Seni şaşırtan yorumlar oldu mu?

Stephen, yakın zamanda Daniel Day-Lewis'le sohbet etmiş. O da performansların harika olduğunu söylemiş ve "Ashley müthişti," demiş. Oyunculuk konusunda ondan daha yukarısı yok, bu tarz bir geri dönüş gerçekten inanılmaz. Şimdiye kadar iyi bir kariyerim vardı ama bu proje, içimde varlığını unuttuğum başka bir seviyeyi açtı. Yeni bir başlangıç gibi hissettiriyor. Oyunculuk konusunda biraz kopma yaşamıştım. Bu yüzden son dönemde yönetmenliğe yöneldim, yeniden zorlanmak, ilk zamanlardaki gibi hissetmek istiyordum. "Adolescence" o tutkuyu yeniden ateşledi. Şimdi neler olacağını merakla bekliyorum.

"Başroldeki 15 yaşındaki Owen Cooper bir sihirbaz. Nasıl başardığını bilmiyorum. Onu izlerken bu özgüvene hayran kaldım: İlk profesyonel işi ama tek plan çekim yapıyor, deneyimli oyuncularla oynuyor ve hepsiyle başa baş performans sergiliyor."

Owen Cooper'la çalışmak nasıldı? İlk profesyonel işi ama büyük bir projede yer alıyor.

O bir sihirbaz. Nasıl başardığını bilmiyorum. Onu izlerken bu özgüvene hayran kaldım: İlk profesyonel işi ama tek plan çekim yapıyor, deneyimli oyuncularla oynuyor ve hepsiyle başa baş performans sergiliyor: Steve, Erin [Doherty], ben… Ona çok saygı duyuyorum, gelecekte büyük işler yapacağına inanıyorum. Owen bana oyunculuğun özünü hatırlattı; o çocukça saflığı, yetişkin olsak bile her işte korumamız gereken o duyguyu… Oyunculuk, travmalarını, toplumun seni nasıl şekillendirdiğini unutup yaptığın şeye gerçekten inanmakla ilgili.

"Gençken görüşlerim çok daha keskin ve sivriydi. O dönem manosphere içeren görüşlerle tüm dünyaya erişimim olsaydı kariyerim daha başlamadan biterdi!"

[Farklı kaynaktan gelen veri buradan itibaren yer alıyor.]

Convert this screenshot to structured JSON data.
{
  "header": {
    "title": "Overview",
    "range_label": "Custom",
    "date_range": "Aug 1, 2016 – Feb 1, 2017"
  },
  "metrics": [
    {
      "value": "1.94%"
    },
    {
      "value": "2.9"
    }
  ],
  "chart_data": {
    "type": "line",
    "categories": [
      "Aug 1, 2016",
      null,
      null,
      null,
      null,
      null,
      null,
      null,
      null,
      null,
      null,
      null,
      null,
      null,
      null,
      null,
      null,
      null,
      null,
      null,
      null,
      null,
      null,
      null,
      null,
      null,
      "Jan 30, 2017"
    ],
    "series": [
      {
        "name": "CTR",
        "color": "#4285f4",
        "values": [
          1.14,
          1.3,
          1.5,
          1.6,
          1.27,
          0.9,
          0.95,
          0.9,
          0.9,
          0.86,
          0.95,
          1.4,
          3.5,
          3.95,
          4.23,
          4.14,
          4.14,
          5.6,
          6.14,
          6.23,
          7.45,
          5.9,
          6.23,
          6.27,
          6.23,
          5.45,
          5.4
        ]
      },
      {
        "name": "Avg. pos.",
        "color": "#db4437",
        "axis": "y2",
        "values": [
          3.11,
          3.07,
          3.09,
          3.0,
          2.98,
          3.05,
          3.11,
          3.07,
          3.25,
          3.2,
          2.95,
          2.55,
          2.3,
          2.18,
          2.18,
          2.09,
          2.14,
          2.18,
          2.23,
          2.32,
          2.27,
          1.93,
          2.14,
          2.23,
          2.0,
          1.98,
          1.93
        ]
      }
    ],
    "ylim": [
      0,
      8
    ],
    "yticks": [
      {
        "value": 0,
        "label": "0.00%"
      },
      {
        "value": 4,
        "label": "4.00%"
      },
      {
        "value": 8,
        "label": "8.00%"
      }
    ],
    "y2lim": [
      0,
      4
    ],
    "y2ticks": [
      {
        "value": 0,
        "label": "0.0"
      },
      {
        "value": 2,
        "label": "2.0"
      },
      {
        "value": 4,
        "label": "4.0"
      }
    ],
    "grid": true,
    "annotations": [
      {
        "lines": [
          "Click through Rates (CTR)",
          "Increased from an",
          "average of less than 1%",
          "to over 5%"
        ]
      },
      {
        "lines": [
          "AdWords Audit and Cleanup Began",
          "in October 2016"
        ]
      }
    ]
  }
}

Gençliğinde sosyal medya ve "manosphere" içeriğiyle karşılaşsaydın sence ne yönde etkilenirdin?

Dürüst olayım, pek iyi olmazdı. Gençken görüşlerim çok daha keskin ve sivriydi diyelim. Ama bu, içinde bulunduğum çevreye bağlıydı; yalnızca gördüklerime dayanıyordu. O dönem böyle görüşlerle tüm dünyaya erişimim olsaydı kariyerim daha başlamadan biterdi! O yüzden bu araçlara sahip olmadan önce kendimi tanıma fırsatı bulduğum için mutluyum.

Bulletproof, Cuffs, Silent Witness… birçok polisi canlandırdın. Bu rollere seni çeken ne?

Kariyerimin başlarında genç bir siyahi olarak hep suçluları canlandırmam isteniyordu. Bu kalıbın dışına çıkmak istedim, hep yasanın karşı tarafında olan karakterleri oynamak istemedim. "Top Boy" bir istisnaydı, onu reddedemezdim. Ama ondan önce "Artık bu rolleri oynamayacağım," demiştim. Beklentinin aksine karakterler canlandırmak istiyordum. Polis rolleri biraz da bu yüzden ilgimi çekti, yasanın doğru tarafında olmayı denemek istedim.

Yeni mini-albümün "Test the Walters 2" bu ay çıktı. Neden şimdi müziğe dönmek istedin?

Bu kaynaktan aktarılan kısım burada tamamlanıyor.